Aby wejść na ścieżkę kariery, której naprawdę chciałem, Jen pokazała mi kursy LinkedIn Learning, zapisała mnie na więcej wewnętrznych zajęć, takich jak Crucial Conversations i Influencer, i pokazała mi zasoby na stronie internetowej Association for Talent Development (ATD). Omówiliśmy zmagania szkoleniowe, które miałem na moim obecnym stanowisku, gdzie miałem szkolić nowych przedstawicieli obsługi klienta w naszym programie audytowym i kazałem mi odkrywać różne style facylitacji. Pomogła mi zbudować własną stronę internetową na moje CV i przykłady mojej pracy. Ale myślę, że najbardziej wpływową pracą, jaką wykonaliśmy, było znalezienie moich mocnych stron i tego, co daje mi energię.

Poprosiła mnie o kilka ocen: StrengthsFinder, Working Genius, Enneagram i StandOut; wszystko po to, abym mógł lepiej poznać siebie. Odkryliśmy, że moje pragnienie bycia nauczycielem ściśle pokrywa się z wieloma moimi wynikami z tych ocen. Odkryliśmy również, że praca analityczna, którą obecnie wykonuję, wysysa moją energię i powoduje wypalenie.

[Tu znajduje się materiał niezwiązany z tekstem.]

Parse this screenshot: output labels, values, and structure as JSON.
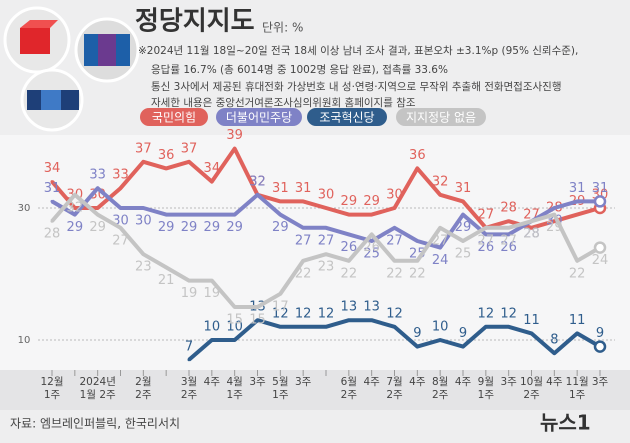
{
  "chart_data": {
    "type": "line",
    "title": "정당지지도",
    "unit": "단위: %",
    "notes": [
      "※2024년 11월 18일~20일 전국 18세 이상 남녀 조사 결과, 표본오차 ±3.1%p (95% 신뢰수준),",
      "응답률 16.7% (총 6014명 중 1002명 응답 완료), 접촉률 33.6%",
      "통신 3사에서 제공된 휴대전화 가상번호 내 성·연령·지역으로 무작위 추출해 전화면접조사진행",
      "자세한 내용은 중앙선거여론조사심의위원회 홈페이지를 참조"
    ],
    "source": "자료: 엠브레인퍼블릭, 한국리서치",
    "brand": "뉴스1",
    "categories": [
      "12월\n1주",
      null,
      "2024년\n1월 2주",
      null,
      "2월\n2주",
      null,
      "3월\n2주",
      "4주",
      "4월\n1주",
      "3주",
      "5월\n1주",
      "3주",
      null,
      "6월\n2주",
      "4주",
      "7월\n2주",
      "4주",
      "8월\n2주",
      "4주",
      "9월\n1주",
      "3주",
      "10월\n2주",
      "4주",
      "11월\n1주",
      "3주"
    ],
    "series": [
      {
        "name": "국민의힘",
        "color": "#e0625c",
        "values": [
          34,
          30,
          30,
          33,
          37,
          36,
          37,
          34,
          39,
          32,
          31,
          31,
          30,
          29,
          29,
          30,
          36,
          32,
          31,
          27,
          28,
          27,
          28,
          29,
          30
        ]
      },
      {
        "name": "더불어민주당",
        "color": "#7f82c6",
        "values": [
          31,
          29,
          33,
          30,
          30,
          29,
          29,
          29,
          29,
          32,
          29,
          27,
          27,
          26,
          25,
          27,
          25,
          24,
          29,
          26,
          26,
          28,
          30,
          31,
          31
        ]
      },
      {
        "name": "조국혁신당",
        "color": "#2f5d8c",
        "values": [
          null,
          null,
          null,
          null,
          null,
          null,
          7,
          10,
          10,
          13,
          12,
          12,
          12,
          13,
          13,
          12,
          9,
          10,
          9,
          12,
          12,
          11,
          8,
          11,
          9
        ]
      },
      {
        "name": "지지정당 없음",
        "color": "#c4c4c4",
        "values": [
          28,
          32,
          29,
          27,
          23,
          21,
          19,
          19,
          15,
          15,
          17,
          22,
          23,
          22,
          26,
          22,
          22,
          27,
          25,
          27,
          27,
          28,
          29,
          22,
          24
        ]
      }
    ],
    "ylim": [
      5,
      40
    ],
    "yticks": [
      10,
      30
    ],
    "grid": true
  }
}
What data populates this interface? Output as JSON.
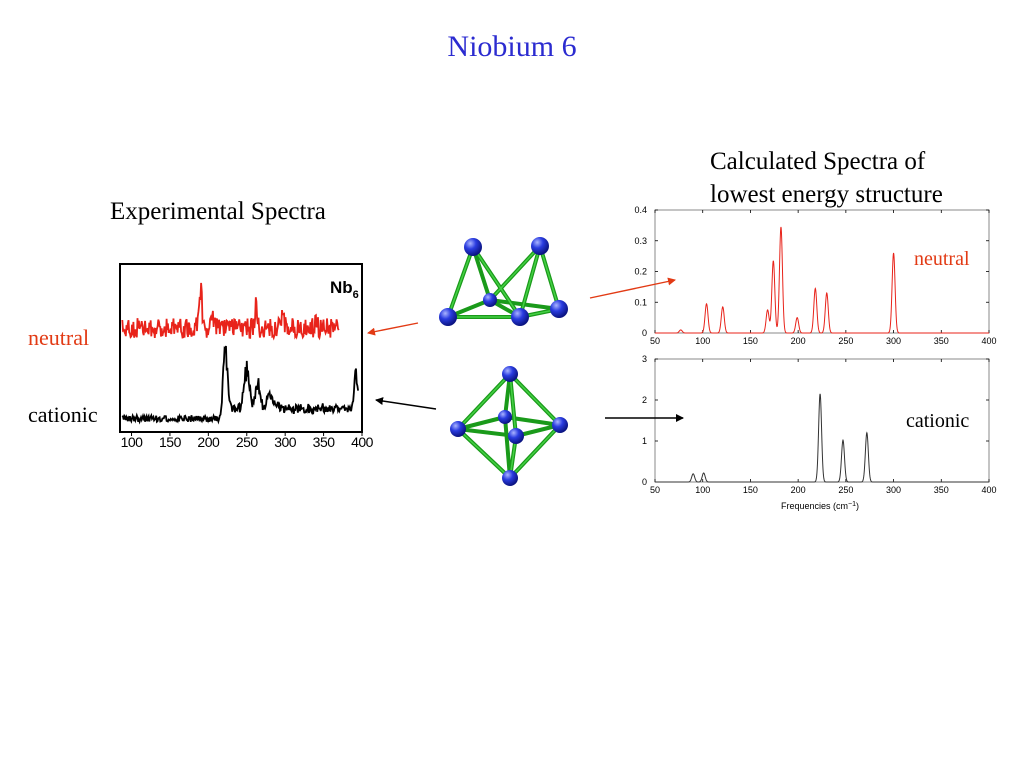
{
  "title": "Niobium 6",
  "experimental": {
    "heading": "Experimental Spectra",
    "inset_label": "Nb",
    "inset_sub": "6",
    "label_neutral": "neutral",
    "label_cationic": "cationic"
  },
  "calculated": {
    "heading_line1": "Calculated Spectra of",
    "heading_line2": "lowest energy structure",
    "label_neutral": "neutral",
    "label_cationic": "cationic"
  },
  "colors": {
    "title": "#2b2bd0",
    "neutral": "#e8231a",
    "cationic": "#000000",
    "bond": "#22b022",
    "atom": "#2233dd",
    "neutral_arrow": "#e23a14"
  },
  "chart_data": [
    {
      "type": "line",
      "name": "experimental",
      "xlim": [
        85,
        400
      ],
      "x_ticks": [
        100,
        150,
        200,
        250,
        300,
        350,
        400
      ],
      "series": [
        {
          "key": "neutral",
          "x_range": [
            88,
            370
          ],
          "baseline": 0.62,
          "noise": 0.06,
          "peaks": [
            [
              190,
              0.2,
              3
            ],
            [
              205,
              0.1,
              2
            ],
            [
              262,
              0.14,
              2
            ],
            [
              297,
              0.08,
              2
            ],
            [
              340,
              0.06,
              2
            ]
          ]
        },
        {
          "key": "cationic",
          "x_range": [
            88,
            395
          ],
          "baseline": 0.08,
          "noise": 0.02,
          "peaks": [
            [
              222,
              0.4,
              4
            ],
            [
              250,
              0.24,
              5
            ],
            [
              264,
              0.18,
              4
            ],
            [
              280,
              0.08,
              6
            ],
            [
              392,
              0.22,
              3
            ]
          ]
        }
      ]
    },
    {
      "type": "line",
      "name": "calculated-neutral",
      "xlim": [
        50,
        400
      ],
      "ylim": [
        0,
        0.4
      ],
      "x_ticks": [
        50,
        100,
        150,
        200,
        250,
        300,
        350,
        400
      ],
      "y_ticks": [
        0,
        0.1,
        0.2,
        0.3,
        0.4
      ],
      "y_tick_labels": [
        "0",
        "0.1",
        "0.2",
        "0.3",
        "0.4"
      ],
      "peaks": [
        [
          77,
          0.01
        ],
        [
          104,
          0.095
        ],
        [
          121,
          0.085
        ],
        [
          168,
          0.075
        ],
        [
          174,
          0.235
        ],
        [
          182,
          0.345
        ],
        [
          199,
          0.05
        ],
        [
          218,
          0.145
        ],
        [
          230,
          0.13
        ],
        [
          300,
          0.26
        ]
      ]
    },
    {
      "type": "line",
      "name": "calculated-cationic",
      "xlim": [
        50,
        400
      ],
      "ylim": [
        0,
        3
      ],
      "x_ticks": [
        50,
        100,
        150,
        200,
        250,
        300,
        350,
        400
      ],
      "y_ticks": [
        0,
        1,
        2,
        3
      ],
      "y_tick_labels": [
        "0",
        "1",
        "2",
        "3"
      ],
      "xlabel": "Frequencies (cm",
      "xlabel_sup": "−1",
      "xlabel_tail": ")",
      "peaks": [
        [
          90,
          0.2
        ],
        [
          101,
          0.22
        ],
        [
          223,
          2.15
        ],
        [
          247,
          1.02
        ],
        [
          272,
          1.2
        ]
      ]
    }
  ]
}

Spotykaliśmy się praktycznie najczęściej, ale moimi ulubionymi spotkaniami były te na kawę lub lunch. Podczas osobistego spotkania było po prostu więcej połączenia. Była miła, ciepła i naprawdę troszczyła się o mnie i mój sukces. Była podekscytowana, słysząc o moich postępach, wynikach oceny, moich sukcesach i porażkach.

Kiedy pojawiła się oferta pracy dla koordynatora L&D, Jen zachęciła mnie do aplikowania (chociaż byłem już na niej jak pies myśliwski). Zapytałem, czy byłby to konflikt interesów, ponieważ będę ubiegał się o miejsce w jej zespole, a ona i ja mieliśmy teraz bliskie relacje jako mentor / podopieczny. Poinformowała mnie, że każdy w zespole będzie decydować, kogo zatrudnić, więc nie było stronniczości. Skorzystałem z okazji.

Krótko mówiąc, mój mentor jest teraz moim szefem. Nie mógłbym być bardziej zachwycony! Umiejętności i wgląd w siebie, moje potrzeby i pragnienia pomogły mi znaleźć pracę. Bez jej przewodnictwa jako mentora nie byłabym w tej pozycji, którą kocham i która napędza mnie każdego dnia! Już nie boję się iść do pracy. Nie czuję już, że utknę na ścieżce kariery, której nie chciałem do końca życia. Wiele zawdzięczam naszemu programowi mentorskiemu i mojemu niesamowitemu mentorowi.